Of the overseas-born people who had arrived in the past 25 years, 11% either did not speak English well, or at all in 2016. In contrast, earlier migrants (those arriving before 1991) this number was lower at 8.3%.”
Next to English, Mandarin is the most commonly spoken language (2.5% of the total population). Arabic (1.4%), Cantonese (1.2%), Vietnamese (1.2%), Italian (1.2%), Greek (1%), Hindi (0.7%), Spanish (0.6%), and Punjabi (0.6%) rounded up the top 10.
Moreover, Aboriginal and Torres Strait Islander people now represent 2.8% of the population, up from 2.5% in 2011. One in 10 of these people reported speaking an Australian Indigenous language at home.
“The Australian legal system was established at a time when the population it served was more homogenous than it is today,” said Wayne Martin, Chief Justice of Western Australia and Chair of the Judicial Council on Cultural Diversity (JCCD), in the newly released standards for court interpretation.
The 132-page document published by the JCCD in September 2017 outlines in detail how interpreters should be selected for their work based on their level of skills and experience, and provides guidance on the rules of professional conduct in legally representing people with limited or no English proficiency, especially in criminal cases.
The move closely aligns with the major reforms the National Accreditation Authority for Translators and Interpreters (NAATI) is undertaking, which Slator reported in July 2017.
NAATI’s proposed changes in the certification of interpreters for professional work is just part of the continuing regulation and standardization of the industry, which is now being followed through by the government’s judicial branch.
One of the amendments NAATI is introducing nationwide amid considerable pushback from the interpreting community is a certification path for specialists in the health and legal sectors where the need for cross-cultural and cross-linguistic understanding is greater.
The JCCD document explicitly stated the role of NAATI in contracting the services of interpreters and in maintaining a pool of “sustainable and highly skilled interpreting professionals and contributing to a system-wide improvement in interpreting.”
Administrative data from NAATI as well as its new certification model also heavily influenced the creation of a graded and tiered approach to interpreting and classifying the language services needed by the courts.
JCCD’s proposed standards for contracting interpreting services by state courts are based on four language tiers.
In the first tier, the document identified 15 languages (including Aslan, the sign language for the Australian deaf community) with more than 100 available professional interpreters accredited by NAATI since 1977. JCCD said courts should never employ an interpreter without the NAATI professional level accreditation for this tier.
In the second tier (with 43 languages) and third tier (15 languages and 28 indigenous languages) where there are relatively fewer accredited professional interpreters, the courts may engage the services of paraprofessional interpreters.
In the last tier (eight indigenous languages) where there are very few paraprofessional interpreters, the courts may engage the services of other interpreters on a case to case basis.
The JCCD acknowledges that there may be gaps in the qualifications and availability of interpreters in each tier and in specific languages.

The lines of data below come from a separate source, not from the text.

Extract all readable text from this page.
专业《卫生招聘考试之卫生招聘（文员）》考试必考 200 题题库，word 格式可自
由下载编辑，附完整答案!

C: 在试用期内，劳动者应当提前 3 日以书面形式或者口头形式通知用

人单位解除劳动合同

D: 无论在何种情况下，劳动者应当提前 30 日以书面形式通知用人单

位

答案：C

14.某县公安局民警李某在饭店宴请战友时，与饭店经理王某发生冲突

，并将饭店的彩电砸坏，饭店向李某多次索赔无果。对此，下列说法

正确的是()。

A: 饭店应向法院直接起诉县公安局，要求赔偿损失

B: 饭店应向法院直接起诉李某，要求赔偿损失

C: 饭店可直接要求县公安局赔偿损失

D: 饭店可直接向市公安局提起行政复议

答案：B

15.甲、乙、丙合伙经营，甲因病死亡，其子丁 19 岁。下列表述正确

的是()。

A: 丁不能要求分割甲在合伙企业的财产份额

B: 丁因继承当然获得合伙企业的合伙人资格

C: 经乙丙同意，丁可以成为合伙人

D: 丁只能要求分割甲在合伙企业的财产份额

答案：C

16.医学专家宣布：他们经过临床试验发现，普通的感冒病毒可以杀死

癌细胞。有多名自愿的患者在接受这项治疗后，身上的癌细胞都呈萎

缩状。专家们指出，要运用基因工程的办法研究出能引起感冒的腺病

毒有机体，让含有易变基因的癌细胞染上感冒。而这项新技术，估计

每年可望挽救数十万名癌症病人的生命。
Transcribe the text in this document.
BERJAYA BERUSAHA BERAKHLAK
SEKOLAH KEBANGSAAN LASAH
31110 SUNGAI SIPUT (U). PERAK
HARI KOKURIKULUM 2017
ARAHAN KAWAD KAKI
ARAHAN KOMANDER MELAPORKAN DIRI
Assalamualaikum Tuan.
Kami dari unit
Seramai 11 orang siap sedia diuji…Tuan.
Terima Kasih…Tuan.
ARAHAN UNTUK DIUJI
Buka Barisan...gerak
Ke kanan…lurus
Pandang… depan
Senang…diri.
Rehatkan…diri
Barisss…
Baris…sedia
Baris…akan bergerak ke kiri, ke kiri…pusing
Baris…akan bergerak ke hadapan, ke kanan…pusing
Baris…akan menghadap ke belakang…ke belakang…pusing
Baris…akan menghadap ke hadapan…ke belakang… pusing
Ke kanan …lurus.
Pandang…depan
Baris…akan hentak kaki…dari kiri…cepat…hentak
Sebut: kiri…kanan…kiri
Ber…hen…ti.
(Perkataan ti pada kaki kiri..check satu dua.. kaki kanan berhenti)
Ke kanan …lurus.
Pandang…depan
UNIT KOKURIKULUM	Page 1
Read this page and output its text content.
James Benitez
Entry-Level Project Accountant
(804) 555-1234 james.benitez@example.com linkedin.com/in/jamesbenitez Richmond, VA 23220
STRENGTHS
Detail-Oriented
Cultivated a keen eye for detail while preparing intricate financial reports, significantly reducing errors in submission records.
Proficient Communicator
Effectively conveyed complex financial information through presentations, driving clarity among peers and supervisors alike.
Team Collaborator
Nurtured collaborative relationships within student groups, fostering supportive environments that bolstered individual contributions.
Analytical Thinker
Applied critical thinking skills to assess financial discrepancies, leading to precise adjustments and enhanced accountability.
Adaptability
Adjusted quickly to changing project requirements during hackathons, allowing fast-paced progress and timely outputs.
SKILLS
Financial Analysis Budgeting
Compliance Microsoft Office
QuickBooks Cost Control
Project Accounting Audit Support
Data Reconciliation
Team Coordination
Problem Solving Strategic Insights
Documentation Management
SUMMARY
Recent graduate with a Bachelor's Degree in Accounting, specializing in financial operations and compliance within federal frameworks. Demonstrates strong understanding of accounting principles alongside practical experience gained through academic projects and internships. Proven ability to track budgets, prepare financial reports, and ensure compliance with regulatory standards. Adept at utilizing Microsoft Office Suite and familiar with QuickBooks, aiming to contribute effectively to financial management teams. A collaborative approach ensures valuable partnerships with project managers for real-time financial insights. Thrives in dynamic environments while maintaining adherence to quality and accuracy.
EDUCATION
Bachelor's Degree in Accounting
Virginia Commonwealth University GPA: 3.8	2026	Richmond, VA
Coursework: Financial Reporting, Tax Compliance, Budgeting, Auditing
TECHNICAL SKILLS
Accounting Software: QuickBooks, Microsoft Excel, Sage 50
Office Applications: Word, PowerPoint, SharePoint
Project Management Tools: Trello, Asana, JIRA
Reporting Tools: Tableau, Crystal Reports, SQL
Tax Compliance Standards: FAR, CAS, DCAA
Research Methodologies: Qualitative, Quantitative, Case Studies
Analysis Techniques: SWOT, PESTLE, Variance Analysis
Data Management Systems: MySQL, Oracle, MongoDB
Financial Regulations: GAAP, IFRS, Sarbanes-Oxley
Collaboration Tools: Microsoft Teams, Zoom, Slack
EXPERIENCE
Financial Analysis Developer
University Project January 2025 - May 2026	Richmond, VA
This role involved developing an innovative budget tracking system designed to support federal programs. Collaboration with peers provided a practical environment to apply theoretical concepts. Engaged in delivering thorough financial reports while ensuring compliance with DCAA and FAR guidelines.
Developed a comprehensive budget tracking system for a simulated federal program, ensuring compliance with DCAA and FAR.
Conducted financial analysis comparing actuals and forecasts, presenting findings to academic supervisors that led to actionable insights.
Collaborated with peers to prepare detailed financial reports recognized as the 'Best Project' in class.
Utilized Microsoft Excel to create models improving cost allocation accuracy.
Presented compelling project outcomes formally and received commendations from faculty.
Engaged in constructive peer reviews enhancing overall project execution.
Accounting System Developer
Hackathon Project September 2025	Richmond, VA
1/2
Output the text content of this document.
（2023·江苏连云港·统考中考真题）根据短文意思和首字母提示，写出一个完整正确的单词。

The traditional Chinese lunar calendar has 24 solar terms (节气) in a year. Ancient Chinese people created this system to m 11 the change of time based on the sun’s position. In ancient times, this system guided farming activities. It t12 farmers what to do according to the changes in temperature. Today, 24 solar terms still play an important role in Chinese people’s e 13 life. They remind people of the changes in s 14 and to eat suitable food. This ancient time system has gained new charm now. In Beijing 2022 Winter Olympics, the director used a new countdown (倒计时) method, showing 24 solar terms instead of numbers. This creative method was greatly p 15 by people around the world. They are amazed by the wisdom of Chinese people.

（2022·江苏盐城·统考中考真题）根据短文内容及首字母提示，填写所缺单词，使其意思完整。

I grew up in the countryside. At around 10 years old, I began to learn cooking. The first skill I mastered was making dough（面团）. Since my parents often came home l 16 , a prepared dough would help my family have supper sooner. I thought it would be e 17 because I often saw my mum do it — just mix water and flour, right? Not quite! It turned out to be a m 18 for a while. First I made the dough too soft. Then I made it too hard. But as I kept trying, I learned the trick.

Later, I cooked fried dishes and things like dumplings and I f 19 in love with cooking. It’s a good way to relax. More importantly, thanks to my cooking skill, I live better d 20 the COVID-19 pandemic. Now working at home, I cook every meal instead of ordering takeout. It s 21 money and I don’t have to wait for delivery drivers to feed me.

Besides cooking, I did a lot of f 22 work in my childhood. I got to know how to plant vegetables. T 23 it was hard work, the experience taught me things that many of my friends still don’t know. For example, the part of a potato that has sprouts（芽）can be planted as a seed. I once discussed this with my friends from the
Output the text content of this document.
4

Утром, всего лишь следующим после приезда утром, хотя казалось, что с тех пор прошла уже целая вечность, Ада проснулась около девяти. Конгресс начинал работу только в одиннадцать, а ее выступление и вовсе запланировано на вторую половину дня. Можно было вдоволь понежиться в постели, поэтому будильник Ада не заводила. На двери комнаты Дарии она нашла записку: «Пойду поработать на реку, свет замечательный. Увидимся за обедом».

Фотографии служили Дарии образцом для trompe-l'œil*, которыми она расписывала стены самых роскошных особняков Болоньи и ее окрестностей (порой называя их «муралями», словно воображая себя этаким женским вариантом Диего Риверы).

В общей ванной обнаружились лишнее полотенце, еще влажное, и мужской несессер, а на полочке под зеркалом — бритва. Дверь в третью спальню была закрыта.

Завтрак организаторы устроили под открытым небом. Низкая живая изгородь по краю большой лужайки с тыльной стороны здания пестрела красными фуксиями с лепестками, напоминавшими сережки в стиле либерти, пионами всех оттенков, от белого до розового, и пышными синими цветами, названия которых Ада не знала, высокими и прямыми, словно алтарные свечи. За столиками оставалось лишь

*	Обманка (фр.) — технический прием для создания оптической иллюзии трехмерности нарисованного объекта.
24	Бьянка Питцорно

Hence, it allows “deferring the trial, paying for the interpreter to travel from another state or use video conferencing facilities so that the interpreting can be conducted remotely.”
Proceedings in Australian courts are conducted in English. This puts people who do not speak the language well at a disadvantage. JCCD said that while the proposed national standards are only recommendatory, not prescriptive, the initiative is an effort to honor the fundamental human rights of people in conflict with the law for fair legal representation.
Programs supporting Australia’s cultural diversity are getting more allocation in state budgets. In May 2017, Slator reported that the state of Victoria in Southeast Australia has increased funding for language services to benefit its multicultural communities, especially in the rural areas.
The JCCD document, however, is silent on fees and remuneration for interpreters, although it advocates better working conditions, including the provision of counseling and debriefing in instances when interpreters are exposed to courtroom stress or trauma.
Although no details were given for fund allocation, the document said part of courts’ budgets should be alloted to the professional development of interpreters and translators, as well as programs to train court officers and staff in implementing the standards.